NetGalley, Elisa Rambacher

Hundreds of years ago, at university, I did a course on Death and Mourning in Victorian Literature. I've been obsessed ever since. Give me an opportunity to talk about the overcrowding of graveyards in Victorian London and I'm there for twenty minutes minimum. This tapped right into my interests. I enjoyed the book. I think it's a great book for people who are starting to get interested in the subject. It struck the right note between scholarly and telling a great story.

NetGalley, Katy Wheatley

I will definitely recommend this title to readers who enjoy reading about the Victorian Era, a fascinating time in history and death, always a compelling topic!

NetGalley, Birgitta Gustafson

Rating: 5 out of 5 stars

This was an informative read, it was great to read more about the concept of death in general but also to learn more about the specific Victorian era regarding death was fascinating.

NetGalley, A D

4.5 stars

‘Even if death arrived after a long life well lived, or is actively welcomed due to illness, pain or suffering - sadness and loss always pervades. In contemplating what happens when you die, spare a thought not for those who pass away, but those who still live on.’

I adore reading about the Victorian era and with just the title alone I knew I NEEDED this book.

Reading about Edinburgh/Burke & Hare was great :)

It was interesting to see how death had changed over time.

This book has added many more books to by TBR and has made me want to do some travelling as I enjoy visiting graves/researching them.

‘During the early part of the nineteenth century, the dead were either the stuff of nightmares, piled up in such numbers they polluted the realm of the living; or raw materials, callously traded for coin, only to be stripped and reduced to chunks of meat to be dissected and prodded for knowledge.’
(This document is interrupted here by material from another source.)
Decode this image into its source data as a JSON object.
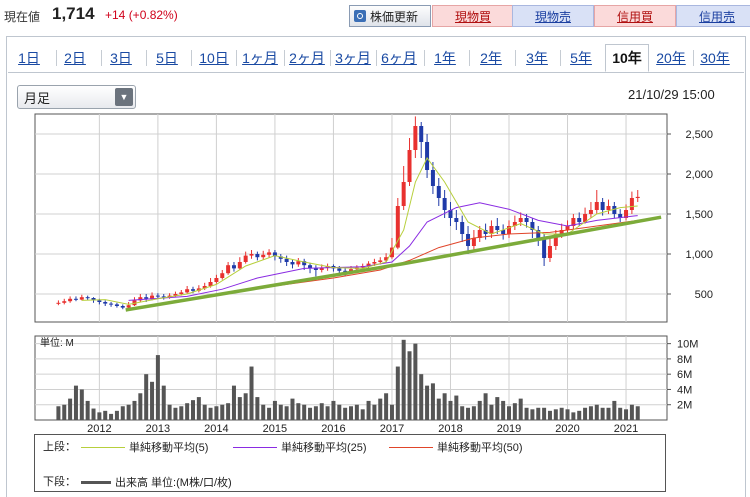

A must read for history readers and those with a curiosity for death and the Victorians.

Georgi Lvs Books !!

About Adrian Mackinder

Adrian Mackinder is a writer and performer. He has twenty years’ freelance experience scribbling for just about everyone, from The Guardian, British Government and the BBC to Cartoon Network, LEGO and The Beano.
Adrian is also a professional improviser, actor and comedian. Head Writer at Comedy Central UK for five years, he has performed live on stage in the UK, US and mainland Europe. Adrian lives with his family in Copenhagen where he struggles daily with being an Englishman abroad.